My attempt: We suppose that the metric $\rho$ induces the topology $\mathcal{T}$ on $\mathbb{R}^{2}$. Then, by definition the collection of all $d$-balls $B(x, d)$ for $d > 0$ and $x \in \mathbb{R}^{2}$ is a basis for the topology $\mathcal{T}$. In particular, the balls $B(x, d/3)$ and $B(y, d/3)$ are also basis elements. By definition basis elements are also elements of the topology. By the definition of the topology, this means that $\mathbb{R}^{2} \setminus B(x, d/3)$ and $\mathbb{R}^{2} \setminus B(y, d/3)$ are countable. Then, also the union $\mathbb{R}^{2} \setminus B(x, d/3) \cup \mathbb{R}^{2} \setminus B(y, d/3)$ is countable. Now, since $\mathbb{R}^{2}$ is uncountable, it follows that the complement $\mathbb{R}^{2} \setminus (\mathbb{R}^{2} \setminus B(x, d/3)) \cup (\mathbb{R}^{2} \setminus B(y, d/3)) = B(x, d/3) \cap B(y, d/3)$ is uncountable, and thus non-empty. Now we may take a $z \in B(x, d/3) \cap B(y, d/3)$. Then $\rho(x, z) < d/3$ and $\rho(y, z) < d/3$. Since we assumed that $\rho(x, y) = d$, it follows that $d(x, y) = d > d(x, z) + d(z, y) = 2d/3$, contradicting the triangle inequality of a metric.
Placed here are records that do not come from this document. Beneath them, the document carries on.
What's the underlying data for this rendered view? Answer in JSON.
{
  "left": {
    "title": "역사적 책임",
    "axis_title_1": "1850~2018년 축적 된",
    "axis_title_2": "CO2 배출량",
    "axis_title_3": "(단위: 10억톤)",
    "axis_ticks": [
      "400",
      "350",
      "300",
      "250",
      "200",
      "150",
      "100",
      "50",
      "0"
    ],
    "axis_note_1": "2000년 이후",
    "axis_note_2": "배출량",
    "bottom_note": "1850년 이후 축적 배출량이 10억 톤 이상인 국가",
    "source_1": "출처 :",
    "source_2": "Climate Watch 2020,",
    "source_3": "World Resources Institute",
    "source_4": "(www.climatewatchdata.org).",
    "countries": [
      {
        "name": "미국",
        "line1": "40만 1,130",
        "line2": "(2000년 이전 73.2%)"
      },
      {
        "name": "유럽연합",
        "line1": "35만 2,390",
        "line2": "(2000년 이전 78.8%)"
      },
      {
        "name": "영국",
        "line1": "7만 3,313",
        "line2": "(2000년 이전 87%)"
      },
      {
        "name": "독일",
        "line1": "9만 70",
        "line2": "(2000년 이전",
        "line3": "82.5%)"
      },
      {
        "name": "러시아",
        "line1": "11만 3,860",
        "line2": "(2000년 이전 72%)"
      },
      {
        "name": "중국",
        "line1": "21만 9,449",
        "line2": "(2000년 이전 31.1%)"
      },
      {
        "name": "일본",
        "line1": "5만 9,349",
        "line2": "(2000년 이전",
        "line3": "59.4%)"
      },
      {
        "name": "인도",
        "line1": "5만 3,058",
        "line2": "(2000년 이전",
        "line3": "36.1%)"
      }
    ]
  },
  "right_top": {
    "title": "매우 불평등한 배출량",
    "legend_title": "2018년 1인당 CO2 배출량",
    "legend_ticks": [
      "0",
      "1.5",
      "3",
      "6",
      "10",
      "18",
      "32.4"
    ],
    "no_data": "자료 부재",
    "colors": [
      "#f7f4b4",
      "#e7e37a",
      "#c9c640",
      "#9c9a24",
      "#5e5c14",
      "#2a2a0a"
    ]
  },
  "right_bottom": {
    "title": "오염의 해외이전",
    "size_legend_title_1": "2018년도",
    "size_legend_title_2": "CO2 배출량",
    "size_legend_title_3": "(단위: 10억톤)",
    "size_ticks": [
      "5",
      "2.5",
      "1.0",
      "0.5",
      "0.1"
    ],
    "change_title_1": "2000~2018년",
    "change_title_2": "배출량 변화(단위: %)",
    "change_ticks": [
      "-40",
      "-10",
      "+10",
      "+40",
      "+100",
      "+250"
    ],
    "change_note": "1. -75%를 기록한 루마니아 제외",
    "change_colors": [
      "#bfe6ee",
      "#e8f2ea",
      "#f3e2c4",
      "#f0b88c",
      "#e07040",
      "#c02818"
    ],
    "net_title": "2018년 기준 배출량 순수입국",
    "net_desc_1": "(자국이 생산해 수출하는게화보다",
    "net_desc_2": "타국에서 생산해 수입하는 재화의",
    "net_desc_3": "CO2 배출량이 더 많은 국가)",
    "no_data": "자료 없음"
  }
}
It follows directly that the topological space $(\mathbb{R}^{2}, \mathcal{T})$ is not metrizable, as there is no metric inducing $\mathcal{T}$.
My main concern of my proof is whether the construction I made of $B(x, d/3) \cap B(y, d/3)$ is the correct way of doing it. If anybody can help me out or give suggestions I would gladly appreciate that!